Passover/Easter (was: Italogallic in Zera,and other
From: | John Cowan <cowan@...> |
Date: | Friday, April 28, 2000, 19:33 |
yl-ruil scripsit:
> > I must track the passage down. The goddess is vanishing before my very
> eyes.
>
> Please don't be sarcastic, I get enough of this constant badgering to
> validate my beliefs at uni. I _won't_ retort with my argument that Jesus
> Christ, only begotten son of the LORD God was actually a pagan himself.

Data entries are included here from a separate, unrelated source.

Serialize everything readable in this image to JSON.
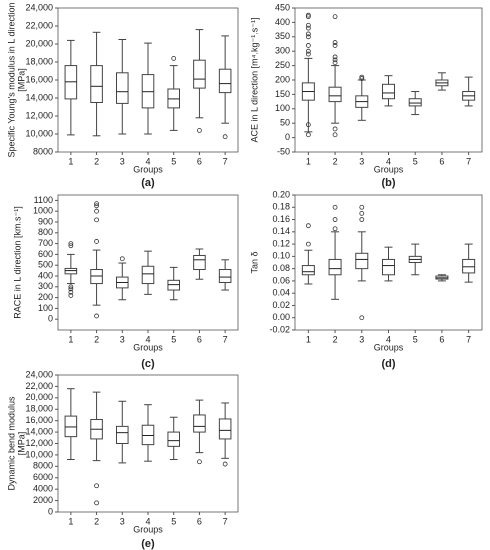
{
  "chart_data": [
    {
      "type": "box",
      "ylabel": "Specific Young's modulus in L direction",
      "ylabel_unit": "[MPa]",
      "xlabel": "Groups",
      "caption": "(a)",
      "categories": [
        "1",
        "2",
        "3",
        "4",
        "5",
        "6",
        "7"
      ],
      "ylim": [
        8000,
        24000
      ],
      "yticks": [
        8000,
        {
          "value": 10000,
          "label": "10,000"
        },
        {
          "value": 12000,
          "label": "12,000"
        },
        {
          "value": 14000,
          "label": "14,000"
        },
        {
          "value": 16000,
          "label": "16,000"
        },
        {
          "value": 18000,
          "label": "18,000"
        },
        {
          "value": 20000,
          "label": "20,000"
        },
        {
          "value": 22000,
          "label": "22,000"
        },
        {
          "value": 24000,
          "label": "24,000"
        }
      ],
      "boxes": [
        {
          "whislo": 9900,
          "q1": 13900,
          "med": 15800,
          "q3": 17600,
          "whishi": 20400,
          "fliers": []
        },
        {
          "whislo": 9800,
          "q1": 13500,
          "med": 15300,
          "q3": 17600,
          "whishi": 21300,
          "fliers": []
        },
        {
          "whislo": 10000,
          "q1": 13400,
          "med": 14700,
          "q3": 16800,
          "whishi": 20500,
          "fliers": []
        },
        {
          "whislo": 10000,
          "q1": 12900,
          "med": 14700,
          "q3": 16600,
          "whishi": 20100,
          "fliers": []
        },
        {
          "whislo": 10400,
          "q1": 12900,
          "med": 13900,
          "q3": 15000,
          "whishi": 17600,
          "fliers": [
            18400
          ]
        },
        {
          "whislo": 11800,
          "q1": 15100,
          "med": 16100,
          "q3": 18200,
          "whishi": 21600,
          "fliers": [
            10400
          ]
        },
        {
          "whislo": 11200,
          "q1": 14600,
          "med": 15600,
          "q3": 17200,
          "whishi": 20900,
          "fliers": [
            9700
          ]
        }
      ]
    },
    {
      "type": "box",
      "ylabel": "ACE in L direction [m⁴.kg⁻¹.s⁻¹]",
      "xlabel": "Groups",
      "caption": "(b)",
      "categories": [
        "1",
        "2",
        "3",
        "4",
        "5",
        "6",
        "7"
      ],
      "ylim": [
        -50,
        450
      ],
      "yticks": [
        -50,
        0,
        50,
        100,
        150,
        200,
        250,
        300,
        350,
        400,
        450
      ],
      "boxes": [
        {
          "whislo": 20,
          "q1": 130,
          "med": 160,
          "q3": 190,
          "whishi": 275,
          "fliers": [
            10,
            45,
            290,
            300,
            320,
            350,
            360,
            380,
            390,
            420,
            425
          ]
        },
        {
          "whislo": 50,
          "q1": 125,
          "med": 145,
          "q3": 175,
          "whishi": 250,
          "fliers": [
            10,
            30,
            260,
            270,
            280,
            320,
            330,
            420
          ]
        },
        {
          "whislo": 60,
          "q1": 105,
          "med": 125,
          "q3": 145,
          "whishi": 200,
          "fliers": [
            205,
            210
          ]
        },
        {
          "whislo": 110,
          "q1": 135,
          "med": 155,
          "q3": 185,
          "whishi": 215,
          "fliers": []
        },
        {
          "whislo": 80,
          "q1": 110,
          "med": 120,
          "q3": 135,
          "whishi": 160,
          "fliers": []
        },
        {
          "whislo": 165,
          "q1": 180,
          "med": 190,
          "q3": 200,
          "whishi": 225,
          "fliers": []
        },
        {
          "whislo": 110,
          "q1": 130,
          "med": 145,
          "q3": 160,
          "whishi": 210,
          "fliers": []
        }
      ]
    },
    {
      "type": "box",
      "ylabel": "RACE in L direction [km.s⁻¹]",
      "xlabel": "Groups",
      "caption": "(c)",
      "categories": [
        "1",
        "2",
        "3",
        "4",
        "5",
        "6",
        "7"
      ],
      "ylim": [
        -100,
        1150
      ],
      "yticks": [
        0,
        100,
        200,
        300,
        400,
        500,
        600,
        700,
        800,
        900,
        1000,
        1100
      ],
      "boxes": [
        {
          "whislo": 330,
          "q1": 420,
          "med": 450,
          "q3": 470,
          "whishi": 600,
          "fliers": [
            220,
            250,
            280,
            300,
            680,
            700
          ]
        },
        {
          "whislo": 130,
          "q1": 330,
          "med": 400,
          "q3": 460,
          "whishi": 640,
          "fliers": [
            30,
            720,
            920,
            1000,
            1050,
            1070
          ]
        },
        {
          "whislo": 180,
          "q1": 290,
          "med": 340,
          "q3": 390,
          "whishi": 520,
          "fliers": [
            560
          ]
        },
        {
          "whislo": 230,
          "q1": 330,
          "med": 420,
          "q3": 490,
          "whishi": 630,
          "fliers": []
        },
        {
          "whislo": 180,
          "q1": 270,
          "med": 320,
          "q3": 360,
          "whishi": 480,
          "fliers": []
        },
        {
          "whislo": 370,
          "q1": 460,
          "med": 550,
          "q3": 590,
          "whishi": 650,
          "fliers": []
        },
        {
          "whislo": 270,
          "q1": 340,
          "med": 390,
          "q3": 460,
          "whishi": 550,
          "fliers": []
        }
      ]
    },
    {
      "type": "box",
      "ylabel": "Tan δ",
      "xlabel": "Groups",
      "caption": "(d)",
      "categories": [
        "1",
        "2",
        "3",
        "4",
        "5",
        "6",
        "7"
      ],
      "ylim": [
        -0.02,
        0.2
      ],
      "yticks": [
        -0.02,
        {
          "value": 0,
          "label": "0.00"
        },
        0.02,
        0.04,
        0.06,
        0.08,
        {
          "value": 0.1,
          "label": "0.10"
        },
        0.12,
        0.14,
        0.16,
        0.18,
        {
          "value": 0.2,
          "label": "0.20"
        }
      ],
      "boxes": [
        {
          "whislo": 0.055,
          "q1": 0.07,
          "med": 0.075,
          "q3": 0.085,
          "whishi": 0.11,
          "fliers": [
            0.12,
            0.15
          ]
        },
        {
          "whislo": 0.03,
          "q1": 0.07,
          "med": 0.08,
          "q3": 0.095,
          "whishi": 0.14,
          "fliers": [
            0.145,
            0.16,
            0.18
          ]
        },
        {
          "whislo": 0.06,
          "q1": 0.08,
          "med": 0.095,
          "q3": 0.105,
          "whishi": 0.14,
          "fliers": [
            0,
            0.16,
            0.17,
            0.18
          ]
        },
        {
          "whislo": 0.06,
          "q1": 0.07,
          "med": 0.085,
          "q3": 0.095,
          "whishi": 0.115,
          "fliers": []
        },
        {
          "whislo": 0.07,
          "q1": 0.09,
          "med": 0.095,
          "q3": 0.1,
          "whishi": 0.12,
          "fliers": []
        },
        {
          "whislo": 0.06,
          "q1": 0.063,
          "med": 0.065,
          "q3": 0.068,
          "whishi": 0.07,
          "fliers": []
        },
        {
          "whislo": 0.058,
          "q1": 0.073,
          "med": 0.083,
          "q3": 0.095,
          "whishi": 0.12,
          "fliers": []
        }
      ]
    },
    {
      "type": "box",
      "ylabel": "Dynamic bend modulus",
      "ylabel_unit": "[MPa]",
      "xlabel": "Groups",
      "caption": "(e)",
      "categories": [
        "1",
        "2",
        "3",
        "4",
        "5",
        "6",
        "7"
      ],
      "ylim": [
        0,
        24000
      ],
      "yticks": [
        0,
        2000,
        4000,
        6000,
        8000,
        {
          "value": 10000,
          "label": "10,000"
        },
        {
          "value": 12000,
          "label": "12,000"
        },
        {
          "value": 14000,
          "label": "14,000"
        },
        {
          "value": 16000,
          "label": "16,000"
        },
        {
          "value": 18000,
          "label": "18,000"
        },
        {
          "value": 20000,
          "label": "20,000"
        },
        {
          "value": 22000,
          "label": "22,000"
        },
        {
          "value": 24000,
          "label": "24,000"
        }
      ],
      "boxes": [
        {
          "whislo": 9200,
          "q1": 13200,
          "med": 14900,
          "q3": 16800,
          "whishi": 21600,
          "fliers": []
        },
        {
          "whislo": 9000,
          "q1": 12800,
          "med": 14500,
          "q3": 16200,
          "whishi": 21000,
          "fliers": [
            4600,
            1600
          ]
        },
        {
          "whislo": 8600,
          "q1": 12000,
          "med": 13900,
          "q3": 15000,
          "whishi": 19400,
          "fliers": []
        },
        {
          "whislo": 8900,
          "q1": 11800,
          "med": 13400,
          "q3": 15200,
          "whishi": 18800,
          "fliers": []
        },
        {
          "whislo": 9200,
          "q1": 11500,
          "med": 12500,
          "q3": 14000,
          "whishi": 16600,
          "fliers": []
        },
        {
          "whislo": 10400,
          "q1": 14000,
          "med": 15000,
          "q3": 17000,
          "whishi": 19600,
          "fliers": [
            8800
          ]
        },
        {
          "whislo": 9400,
          "q1": 12800,
          "med": 14300,
          "q3": 16300,
          "whishi": 19100,
          "fliers": [
            8400
          ]
        }
      ]
    }
  ]
}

Why
> not leave us rather inoffensive bunch alone and get back to
> interdenominational wrangling?
(I find it inconceivable that Ray Brown would be sarcastic about anybody's
religion, and I think you must have misunderstood him.)
Anyway, here it is:
"Eostermonath, qui nunc pascalis mensis interpretur, quondam a dea
illorum quae Eostre vocabatur et cui in illo festa celebrabant nomen
habuit."
All net.sources, whether pagan, orthodox Christian, or Judaising
Christian (and almost all of them violently tendentious),
seem to agree that this is all we hear about Eostre from
any source, except that there are surviving placenames in Germany
that probably (according to Grimm) reflect the same entity.
What is clear, though, is that Bede identifies Easter-month with
the Roman April, which pretty much eliminates any notion of the
vernal equinox.
(Which of course does not mean that religions are not free to change
their ritual calendars to fit the changing times and the increase of
knowledge: all religions that have calendars at all, AFAIK, have done so.)